While the COVID-19 pandemic altered dining patterns and restricted the ability to reuse certain items, Torres found every opportunity to educate her peers about reducing, reusing, and recycling where they could. With the help of her Sustainability Taskforce, Torres supported the implementation of the new materials management streams in the college courtyards while also promoting minimalism in email newsletters.
 
As we enter 2021 in another semester of pandemic restrictions, Torres is nothing but encouraged and inspired. In the spring 2021 semester, she has plans to continue pursuing her passion of mitigating food waste.
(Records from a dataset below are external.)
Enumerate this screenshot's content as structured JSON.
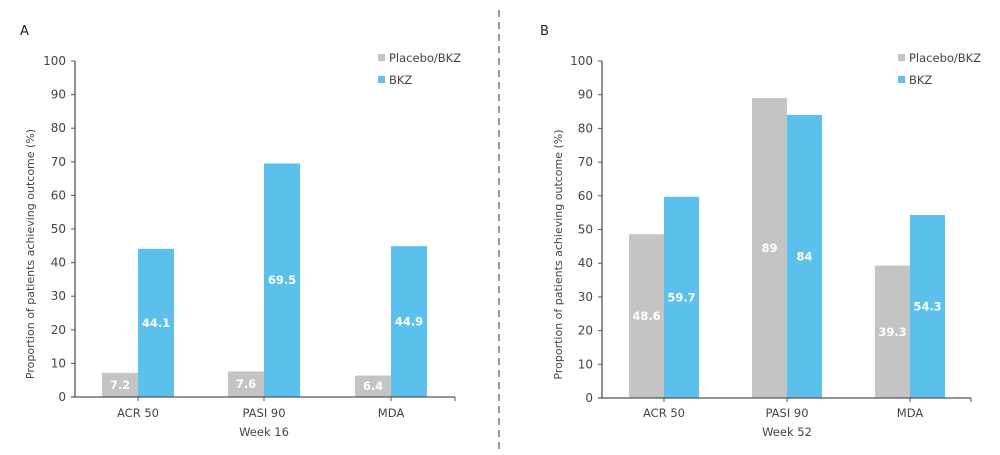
{
  "colors": {
    "placebo": "#c4c4c4",
    "bkz": "#5bc1ec",
    "axis": "#555555",
    "divider": "#555555"
  },
  "chart_data": [
    {
      "type": "bar",
      "panel": "A",
      "title": "",
      "categories": [
        "ACR 50",
        "PASI 90",
        "MDA"
      ],
      "xlabel": "Week 16",
      "ylabel": "Proportion of patients achieving outcome (%)",
      "ylim": [
        0,
        100
      ],
      "yticks": [
        0,
        10,
        20,
        30,
        40,
        50,
        60,
        70,
        80,
        90,
        100
      ],
      "grid": false,
      "legend_position": "top-right",
      "series": [
        {
          "name": "Placebo/BKZ",
          "values": [
            7.2,
            7.6,
            6.4
          ],
          "labels": [
            "7.2",
            "7.6",
            "6.4"
          ]
        },
        {
          "name": "BKZ",
          "values": [
            44.1,
            69.5,
            44.9
          ],
          "labels": [
            "44.1",
            "69.5",
            "44.9"
          ]
        }
      ]
    },
    {
      "type": "bar",
      "panel": "B",
      "title": "",
      "categories": [
        "ACR 50",
        "PASI 90",
        "MDA"
      ],
      "xlabel": "Week 52",
      "ylabel": "Proportion of patients achieving outcome (%)",
      "ylim": [
        0,
        100
      ],
      "yticks": [
        0,
        10,
        20,
        30,
        40,
        50,
        60,
        70,
        80,
        90,
        100
      ],
      "grid": false,
      "legend_position": "top-right",
      "series": [
        {
          "name": "Placebo/BKZ",
          "values": [
            48.6,
            89,
            39.3
          ],
          "labels": [
            "48.6",
            "89",
            "39.3"
          ]
        },
        {
          "name": "BKZ",
          "values": [
            59.7,
            84,
            54.3
          ],
          "labels": [
            "59.7",
            "84",
            "54.3"
          ]
        }
      ]
    }
  ]
}
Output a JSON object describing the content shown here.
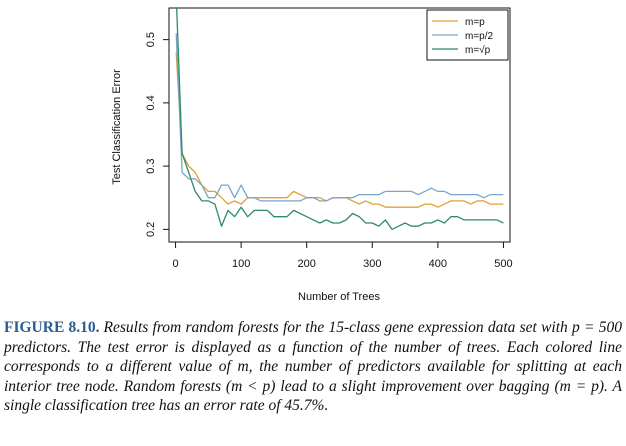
{
  "chart_data": {
    "type": "line",
    "title": "",
    "xlabel": "Number of Trees",
    "ylabel": "Test Classification Error",
    "xlim": [
      -10,
      510
    ],
    "ylim": [
      0.18,
      0.55
    ],
    "xticks": [
      0,
      100,
      200,
      300,
      400,
      500
    ],
    "xtick_labels": [
      "0",
      "100",
      "200",
      "300",
      "400",
      "500"
    ],
    "yticks": [
      0.2,
      0.3,
      0.4,
      0.5
    ],
    "ytick_labels": [
      "0.2",
      "0.3",
      "0.4",
      "0.5"
    ],
    "grid": false,
    "legend_position": "top-right",
    "series": [
      {
        "name": "m=p",
        "color": "#e0a030",
        "x": [
          1,
          10,
          20,
          30,
          40,
          50,
          60,
          70,
          80,
          90,
          100,
          110,
          120,
          130,
          140,
          150,
          160,
          170,
          180,
          190,
          200,
          210,
          220,
          230,
          240,
          250,
          260,
          270,
          280,
          290,
          300,
          310,
          320,
          330,
          340,
          350,
          360,
          370,
          380,
          390,
          400,
          410,
          420,
          430,
          440,
          450,
          460,
          470,
          480,
          490,
          500
        ],
        "values": [
          0.48,
          0.32,
          0.3,
          0.29,
          0.27,
          0.26,
          0.26,
          0.25,
          0.24,
          0.245,
          0.24,
          0.25,
          0.25,
          0.25,
          0.25,
          0.25,
          0.25,
          0.25,
          0.26,
          0.255,
          0.25,
          0.25,
          0.25,
          0.245,
          0.25,
          0.25,
          0.25,
          0.245,
          0.24,
          0.245,
          0.24,
          0.24,
          0.235,
          0.235,
          0.235,
          0.235,
          0.235,
          0.235,
          0.24,
          0.24,
          0.235,
          0.24,
          0.245,
          0.245,
          0.245,
          0.24,
          0.245,
          0.245,
          0.24,
          0.24,
          0.24
        ]
      },
      {
        "name": "m=p/2",
        "color": "#7aa6c9",
        "x": [
          1,
          10,
          20,
          30,
          40,
          50,
          60,
          70,
          80,
          90,
          100,
          110,
          120,
          130,
          140,
          150,
          160,
          170,
          180,
          190,
          200,
          210,
          220,
          230,
          240,
          250,
          260,
          270,
          280,
          290,
          300,
          310,
          320,
          330,
          340,
          350,
          360,
          370,
          380,
          390,
          400,
          410,
          420,
          430,
          440,
          450,
          460,
          470,
          480,
          490,
          500
        ],
        "values": [
          0.51,
          0.29,
          0.28,
          0.28,
          0.27,
          0.25,
          0.25,
          0.27,
          0.27,
          0.25,
          0.27,
          0.25,
          0.25,
          0.245,
          0.245,
          0.245,
          0.245,
          0.245,
          0.245,
          0.245,
          0.25,
          0.25,
          0.245,
          0.245,
          0.25,
          0.25,
          0.25,
          0.25,
          0.255,
          0.255,
          0.255,
          0.255,
          0.26,
          0.26,
          0.26,
          0.26,
          0.26,
          0.255,
          0.26,
          0.265,
          0.26,
          0.26,
          0.255,
          0.255,
          0.255,
          0.255,
          0.255,
          0.25,
          0.255,
          0.255,
          0.255
        ]
      },
      {
        "name": "m=√p",
        "color": "#2e8b6a",
        "x": [
          1,
          10,
          20,
          30,
          40,
          50,
          60,
          70,
          80,
          90,
          100,
          110,
          120,
          130,
          140,
          150,
          160,
          170,
          180,
          190,
          200,
          210,
          220,
          230,
          240,
          250,
          260,
          270,
          280,
          290,
          300,
          310,
          320,
          330,
          340,
          350,
          360,
          370,
          380,
          390,
          400,
          410,
          420,
          430,
          440,
          450,
          460,
          470,
          480,
          490,
          500
        ],
        "values": [
          0.57,
          0.32,
          0.29,
          0.26,
          0.245,
          0.245,
          0.24,
          0.205,
          0.23,
          0.22,
          0.235,
          0.22,
          0.23,
          0.23,
          0.23,
          0.22,
          0.22,
          0.22,
          0.23,
          0.225,
          0.22,
          0.215,
          0.21,
          0.215,
          0.21,
          0.21,
          0.215,
          0.225,
          0.22,
          0.21,
          0.21,
          0.205,
          0.215,
          0.2,
          0.205,
          0.21,
          0.205,
          0.205,
          0.21,
          0.21,
          0.215,
          0.21,
          0.22,
          0.22,
          0.215,
          0.215,
          0.215,
          0.215,
          0.215,
          0.215,
          0.21
        ]
      }
    ]
  },
  "caption": {
    "label": "FIGURE 8.10.",
    "text": "Results from random forests for the 15-class gene expression data set with p = 500 predictors. The test error is displayed as a function of the number of trees. Each colored line corresponds to a different value of m, the number of predictors available for splitting at each interior tree node. Random forests (m < p) lead to a slight improvement over bagging (m = p). A single classification tree has an error rate of 45.7%."
  }
}
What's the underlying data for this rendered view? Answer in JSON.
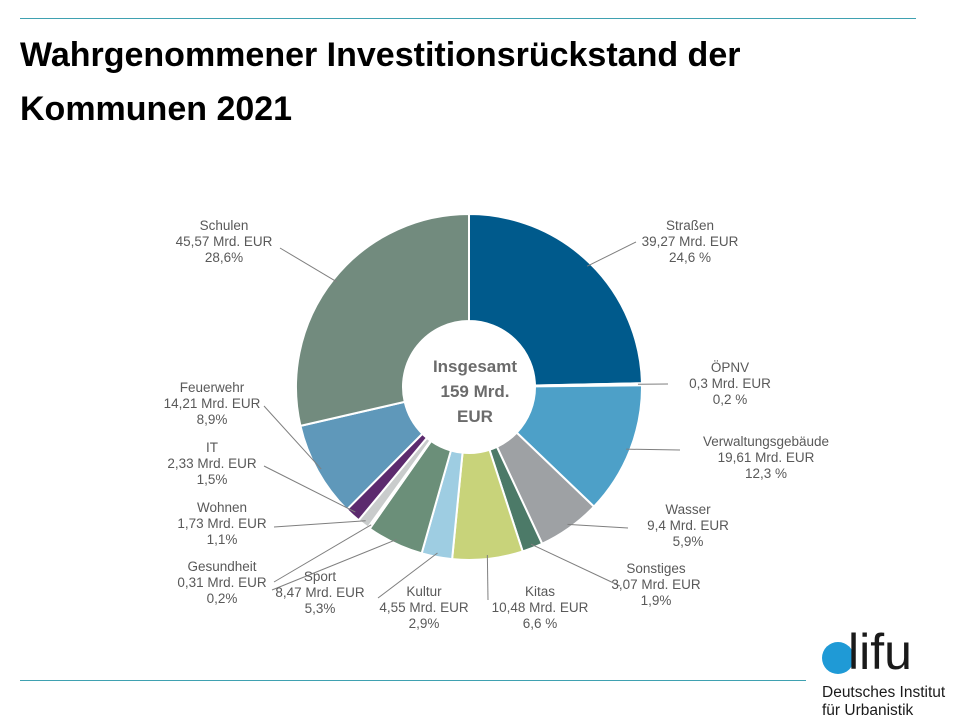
{
  "title": "Wahrgenommener Investitionsrückstand der Kommunen 2021",
  "colors": {
    "rule": "#3fa1b1",
    "leader": "#7f7f7f",
    "logo_dot": "#1f9ad6"
  },
  "chart_data": {
    "type": "pie",
    "donut": true,
    "center_label": [
      "Insgesamt",
      "159 Mrd.",
      "EUR"
    ],
    "slices": [
      {
        "name": "Straßen",
        "value": 39.27,
        "value_label": "39,27 Mrd. EUR",
        "percent_label": "24,6 %",
        "color": "#005a8c"
      },
      {
        "name": "ÖPNV",
        "value": 0.3,
        "value_label": "0,3 Mrd. EUR",
        "percent_label": "0,2 %",
        "color": "#4b8fb5"
      },
      {
        "name": "Verwaltungsgebäude",
        "value": 19.61,
        "value_label": "19,61 Mrd. EUR",
        "percent_label": "12,3 %",
        "color": "#4da0c8"
      },
      {
        "name": "Wasser",
        "value": 9.4,
        "value_label": "9,4 Mrd. EUR",
        "percent_label": "5,9%",
        "color": "#9ea1a4"
      },
      {
        "name": "Sonstiges",
        "value": 3.07,
        "value_label": "3,07 Mrd. EUR",
        "percent_label": "1,9%",
        "color": "#4c7a68"
      },
      {
        "name": "Kitas",
        "value": 10.48,
        "value_label": "10,48 Mrd. EUR",
        "percent_label": "6,6 %",
        "color": "#c8d37a"
      },
      {
        "name": "Kultur",
        "value": 4.55,
        "value_label": "4,55 Mrd. EUR",
        "percent_label": "2,9%",
        "color": "#9ecde2"
      },
      {
        "name": "Sport",
        "value": 8.47,
        "value_label": "8,47 Mrd. EUR",
        "percent_label": "5,3%",
        "color": "#6b8f79"
      },
      {
        "name": "Gesundheit",
        "value": 0.31,
        "value_label": "0,31 Mrd. EUR",
        "percent_label": "0,2%",
        "color": "#bfbfbf"
      },
      {
        "name": "Wohnen",
        "value": 1.73,
        "value_label": "1,73  Mrd. EUR",
        "percent_label": "1,1%",
        "color": "#c9cccc"
      },
      {
        "name": "IT",
        "value": 2.33,
        "value_label": "2,33 Mrd. EUR",
        "percent_label": "1,5%",
        "color": "#5c2a6e"
      },
      {
        "name": "Feuerwehr",
        "value": 14.21,
        "value_label": "14,21 Mrd. EUR",
        "percent_label": "8,9%",
        "color": "#5f98ba"
      },
      {
        "name": "Schulen",
        "value": 45.57,
        "value_label": "45,57 Mrd. EUR",
        "percent_label": "28,6%",
        "color": "#728b7e"
      }
    ]
  },
  "logo": {
    "word": "lifu",
    "line1": "Deutsches Institut",
    "line2": "für Urbanistik"
  }
}
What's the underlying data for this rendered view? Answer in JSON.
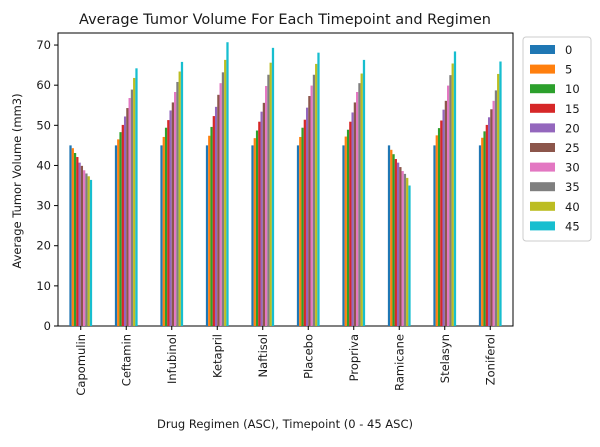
{
  "chart_data": {
    "type": "bar",
    "title": "Average Tumor Volume For Each Timepoint and Regimen",
    "xlabel": "Drug Regimen (ASC), Timepoint (0 - 45 ASC)",
    "ylabel": "Average Tumor Volume (mm3)",
    "ylim": [
      0,
      73
    ],
    "yticks": [
      0,
      10,
      20,
      30,
      40,
      50,
      60,
      70
    ],
    "grid": false,
    "legend_position": "outside-right",
    "categories": [
      "Capomulin",
      "Ceftamin",
      "Infubinol",
      "Ketapril",
      "Naftisol",
      "Placebo",
      "Propriva",
      "Ramicane",
      "Stelasyn",
      "Zoniferol"
    ],
    "series": [
      {
        "name": "0",
        "color": "#1f77b4",
        "values": [
          45.0,
          45.0,
          45.0,
          45.0,
          45.0,
          45.0,
          45.0,
          45.0,
          45.0,
          45.0
        ]
      },
      {
        "name": "5",
        "color": "#ff7f0e",
        "values": [
          44.3,
          46.5,
          47.1,
          47.4,
          46.8,
          47.1,
          47.2,
          43.9,
          47.5,
          46.9
        ]
      },
      {
        "name": "10",
        "color": "#2ca02c",
        "values": [
          43.1,
          48.3,
          49.4,
          49.6,
          48.7,
          49.4,
          48.9,
          42.8,
          49.3,
          48.5
        ]
      },
      {
        "name": "15",
        "color": "#d62728",
        "values": [
          42.1,
          50.1,
          51.3,
          52.3,
          50.9,
          51.4,
          50.9,
          41.6,
          51.2,
          50.1
        ]
      },
      {
        "name": "20",
        "color": "#9467bd",
        "values": [
          40.7,
          52.2,
          53.7,
          54.6,
          53.4,
          54.4,
          53.2,
          40.7,
          53.9,
          52.0
        ]
      },
      {
        "name": "25",
        "color": "#8c564b",
        "values": [
          39.9,
          54.3,
          55.7,
          57.6,
          55.6,
          57.3,
          55.7,
          39.6,
          56.1,
          54.0
        ]
      },
      {
        "name": "30",
        "color": "#e377c2",
        "values": [
          38.8,
          56.8,
          58.3,
          60.5,
          59.8,
          59.9,
          58.3,
          38.6,
          59.9,
          56.1
        ]
      },
      {
        "name": "35",
        "color": "#7f7f7f",
        "values": [
          38.0,
          58.9,
          60.8,
          63.2,
          62.6,
          62.6,
          60.5,
          37.9,
          62.5,
          58.7
        ]
      },
      {
        "name": "40",
        "color": "#bcbd22",
        "values": [
          37.3,
          61.8,
          63.4,
          66.3,
          65.6,
          65.3,
          62.9,
          36.9,
          65.4,
          62.8
        ]
      },
      {
        "name": "45",
        "color": "#17becf",
        "values": [
          36.4,
          64.2,
          65.8,
          70.7,
          69.3,
          68.1,
          66.3,
          35.0,
          68.4,
          65.9
        ]
      }
    ]
  }
}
Working with the Yale Student Environmental Coalition, Torres hopes to pilot a partnership to offer supplemental organic food and non-food waste compost services to students in residential colleges and those living off-campus in New Haven.
 
“I was inspired by the work of my fellow Liaisons and how they were able to think of creative ways of tackling such a challenging semester entailing systematic changes that balked sustainable efforts,” Torres says. “It is also motivating to know that they achieved so much in this role during a time that troubled the entire community, including themselves. I am hoping to collaborate more with them this term now that I will be on campus.”
 
Torres and her cohort of Sustainability Liaisons will kick off the spring 2021 semester with on-campus and remote projects centered on Equity and Environmental Justice, followed by monthly themes of Health & Well-being, Stewardship, and more.